Each matrix multiplication is roughly 64 basic operations so that is 3.2billion basic operations that can be easily avoided.

But if the majority of the multiplications are handled on the CPU then you can easily remove 40 or 50 million 4x4 matrix multiplications or billions of basic operations.

And that is one of the major reasons (perhaps the major reason) for doing as much work as possible on the CPU.


It is easy to say "don't do that" and give the standard argument but I wanted to elaborate a little bit on the pro's and con's of doing computations on the GPU.

Also your question is more along of the lines of CPU vs GPU so I've included a few good reasons to use the GPU that don't include the vertex shader.

Pros:

  1. It reduces bandwidth usage between the GPU and CPU. If there is a lot of shatter between the GPU and CPU like transferring texture data. Then opportunities to reduce bandwidth should include considering recomputing matrices on the GPU perhaps in the vertex shader, perhaps in a compute shader.

  2. Don't use the Vertex shader but rather a dedicated compute shader that runs once, which does the computations. There is a window at the end of each frame where the GPU is still computing output and is "ramping" down. It is hard to squeeze graphics work in but compute shaders can sneak in and perform a considerable amount of work.

  3. Debugging and development reasons, once that's done, go back to using the CPU.
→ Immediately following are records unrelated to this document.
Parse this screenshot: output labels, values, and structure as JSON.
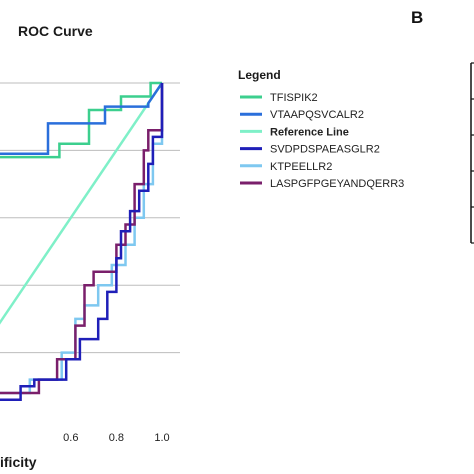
{
  "panel_b": {
    "letter": "B",
    "table_rows": 5
  },
  "chart_data": {
    "type": "line",
    "title": "ROC Curve",
    "xlabel": "ificity",
    "ylabel": "",
    "xlim": [
      0.0,
      1.0
    ],
    "ylim": [
      0.0,
      1.0
    ],
    "x_ticks": [
      "0.6",
      "0.8",
      "1.0"
    ],
    "x_tick_values": [
      0.6,
      0.8,
      1.0
    ],
    "y_grid_values": [
      0.2,
      0.4,
      0.6,
      0.8,
      1.0
    ],
    "grid": true,
    "legend": {
      "title": "Legend",
      "placement": "right"
    },
    "series": [
      {
        "name": "TFISPIK2",
        "color": "#3ccf8e",
        "width": 2.5,
        "x": [
          0.0,
          0.55,
          0.55,
          0.68,
          0.68,
          0.82,
          0.82,
          0.95,
          0.95,
          1.0
        ],
        "y": [
          0.78,
          0.78,
          0.82,
          0.82,
          0.92,
          0.92,
          0.96,
          0.96,
          1.0,
          1.0
        ]
      },
      {
        "name": "VTAAPQSVCALR2",
        "color": "#2a6fdb",
        "width": 2.5,
        "x": [
          0.0,
          0.5,
          0.5,
          0.75,
          0.75,
          0.94,
          0.94,
          1.0
        ],
        "y": [
          0.79,
          0.79,
          0.88,
          0.88,
          0.93,
          0.93,
          0.94,
          1.0
        ]
      },
      {
        "name": "Reference Line",
        "color": "#7ff0c8",
        "width": 2.5,
        "x": [
          0.0,
          1.0
        ],
        "y": [
          0.0,
          1.0
        ]
      },
      {
        "name": "SVDPDSPAEASGLR2",
        "color": "#1f1fb8",
        "width": 2.5,
        "x": [
          0.0,
          0.2,
          0.2,
          0.38,
          0.38,
          0.44,
          0.44,
          0.58,
          0.58,
          0.64,
          0.64,
          0.72,
          0.72,
          0.76,
          0.76,
          0.8,
          0.8,
          0.82,
          0.82,
          0.86,
          0.86,
          0.9,
          0.9,
          0.94,
          0.94,
          0.96,
          0.96,
          1.0,
          1.0
        ],
        "y": [
          0.02,
          0.02,
          0.06,
          0.06,
          0.1,
          0.1,
          0.12,
          0.12,
          0.18,
          0.18,
          0.24,
          0.24,
          0.3,
          0.3,
          0.38,
          0.38,
          0.48,
          0.48,
          0.56,
          0.56,
          0.62,
          0.62,
          0.68,
          0.68,
          0.76,
          0.76,
          0.84,
          0.84,
          1.0
        ]
      },
      {
        "name": "KTPEELLR2",
        "color": "#7ec8f0",
        "width": 2.5,
        "x": [
          0.0,
          0.22,
          0.22,
          0.42,
          0.42,
          0.56,
          0.56,
          0.62,
          0.62,
          0.66,
          0.66,
          0.72,
          0.72,
          0.78,
          0.78,
          0.84,
          0.84,
          0.88,
          0.88,
          0.92,
          0.92,
          0.96,
          0.96,
          1.0,
          1.0
        ],
        "y": [
          0.02,
          0.02,
          0.08,
          0.08,
          0.12,
          0.12,
          0.2,
          0.2,
          0.3,
          0.3,
          0.34,
          0.34,
          0.4,
          0.4,
          0.46,
          0.46,
          0.52,
          0.52,
          0.6,
          0.6,
          0.7,
          0.7,
          0.82,
          0.82,
          1.0
        ]
      },
      {
        "name": "LASPGFPGEYANDQERR3",
        "color": "#7a1f6b",
        "width": 2.5,
        "x": [
          0.0,
          0.08,
          0.08,
          0.26,
          0.26,
          0.46,
          0.46,
          0.54,
          0.54,
          0.62,
          0.62,
          0.66,
          0.66,
          0.7,
          0.7,
          0.8,
          0.8,
          0.84,
          0.84,
          0.88,
          0.88,
          0.92,
          0.92,
          0.94,
          0.94,
          1.0,
          1.0
        ],
        "y": [
          0.0,
          0.0,
          0.04,
          0.04,
          0.08,
          0.08,
          0.12,
          0.12,
          0.18,
          0.18,
          0.28,
          0.28,
          0.4,
          0.4,
          0.44,
          0.44,
          0.52,
          0.52,
          0.58,
          0.58,
          0.7,
          0.7,
          0.8,
          0.8,
          0.86,
          0.86,
          1.0
        ]
      }
    ]
  }
}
  4. Education, or you just feel like it! Don't let us push you around, the way break throughs are made is by stubborn developers that have an aha moment.

Cons:

  1. What a waste of computational power! Especially when the numbers start to grow very large. Enough said.

  2. I see older GPU's, they're everywhere! Having an app that can run on as many GPU's as possible broadens it's user base.

  3. GPU's tend to be power hungry. Squeezing more work onto the GPU will just make that worse. This is particularly important for battery operated devices.

  4. Debugging and development. (it's on both lists!) Debugging on the GPU is not nearly as easy to do as it is on the CPU. If you lack confidence in the matrices themselves, debugging on the CPU will be much easier.